На сайте «Русская народная линия» был опубликован ответ М.А. Князева на мои критические замечания относительно его отзыва на первый том книги «Преступление века. Материалы следствия», опубликованной на сайте Следственного комитета Российской Федерации. М.А. Князев продолжил этот диалог, и я посчитал нужным ответить на некоторые его замечания, поскольку в них содержится неверная или не вполне точная информация. Замечу, что многие из этих критических замечаний сделаны ради самой критики и носят неконструктивный характер.

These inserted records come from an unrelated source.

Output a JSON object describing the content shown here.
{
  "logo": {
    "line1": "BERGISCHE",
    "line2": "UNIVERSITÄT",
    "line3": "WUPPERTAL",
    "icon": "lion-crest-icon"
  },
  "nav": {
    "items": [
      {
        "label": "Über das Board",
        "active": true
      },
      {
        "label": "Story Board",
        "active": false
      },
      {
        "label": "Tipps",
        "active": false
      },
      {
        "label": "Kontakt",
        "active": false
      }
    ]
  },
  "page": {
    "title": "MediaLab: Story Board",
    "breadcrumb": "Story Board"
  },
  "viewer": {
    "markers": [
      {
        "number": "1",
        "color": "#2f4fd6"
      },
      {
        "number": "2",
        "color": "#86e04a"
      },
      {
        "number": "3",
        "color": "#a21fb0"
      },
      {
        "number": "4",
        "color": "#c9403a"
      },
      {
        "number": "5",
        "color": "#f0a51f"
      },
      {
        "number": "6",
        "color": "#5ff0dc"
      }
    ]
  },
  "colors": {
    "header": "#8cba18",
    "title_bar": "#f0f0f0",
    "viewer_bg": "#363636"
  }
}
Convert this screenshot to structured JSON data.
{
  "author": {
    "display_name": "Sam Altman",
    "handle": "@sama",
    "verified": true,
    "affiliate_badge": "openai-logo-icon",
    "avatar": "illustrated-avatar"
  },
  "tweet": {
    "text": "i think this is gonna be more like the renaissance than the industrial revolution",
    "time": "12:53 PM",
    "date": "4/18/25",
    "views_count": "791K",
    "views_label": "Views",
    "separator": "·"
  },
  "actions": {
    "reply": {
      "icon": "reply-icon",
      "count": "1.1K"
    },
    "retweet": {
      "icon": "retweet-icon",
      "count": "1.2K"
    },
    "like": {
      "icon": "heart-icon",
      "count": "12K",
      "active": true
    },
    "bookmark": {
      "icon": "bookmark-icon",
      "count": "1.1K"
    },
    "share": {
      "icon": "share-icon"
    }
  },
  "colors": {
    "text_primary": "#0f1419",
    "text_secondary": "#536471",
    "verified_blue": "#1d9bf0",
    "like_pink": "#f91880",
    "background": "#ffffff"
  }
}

Например, только какой-то полемической беспомощностью можно объяснить вопросы автора, привёз ли Ермаков обед на Ганину яму, было ли в нём мясо и в каком виде оно было приготовлено… Увы, меню своих обедов большевики не писали, но для сведения Князева отмечу, что в районе Ганиной ямы грелись у костров и готовили себе пищу крестьяне, которые ходили туда на покосы, о чём известно из материалов следствия, а впоследствии там питались не только чекисты, но и те, кто на протяжении августа 1918 г. занимался поиском останков Царской семьи (об этих поисках подробно сообщали в своих показаниях А.А. Шереметевский и Н.Н. Магницкий). Это были немаленькие группы людей, которым тоже было нужно продовольствие.
Теперь по существу. Я не утверждал, «что разделение на источники и историографию не обязательно там, где исследуется вопрос о том, «как формировались те или иные версии или гипотезы по этому поводу [цареубийства] на протяжении дальнейшего времени»». А утверждал лишь то, что дипломированный историк, к сожалению, воспринимает источники и историографию как нечто раз и навсегда определённое, изначально предзаданное самой их природой. Между тем, историография также может являться источником, поскольку всё зависит от того, на какие вопросы отвечает исследователь. Жаль, что приходится вновь повторять азы источниковедения.
– Но если Следственный комитет РФ полагает, что воспоминания Колесникова – выдумка, то почему не были изучены воспоминания председателя Уральской ЧК Ф.Н. Лукоянова, которые хранятся в Пермском партийном архиве?
Должен разочаровать уважаемого оппонента. Никаких воспоминаний Ф.Н. Лукоянова не существует в природе. А существует его автобиография, в которой интересующей нас теме посвящено всего одно предложение. Но, чтобы вновь не быть обвинённым в «сокрытии» важной информации, приведу весь абзац:
«…работал весь 1918 год и начало 1919 года сначала председателем Пермской Губчека (до июля 1918 года), а затем Председателем Уральской Областной Чека (Екатеринбург). Был членом Комиссии, судившей и руководившей расстрелом семьи Романовых. При занятии Урала белыми эвакуировался вместе с аппаратом Облчека в Вятку, где снова развернул работу Облчека».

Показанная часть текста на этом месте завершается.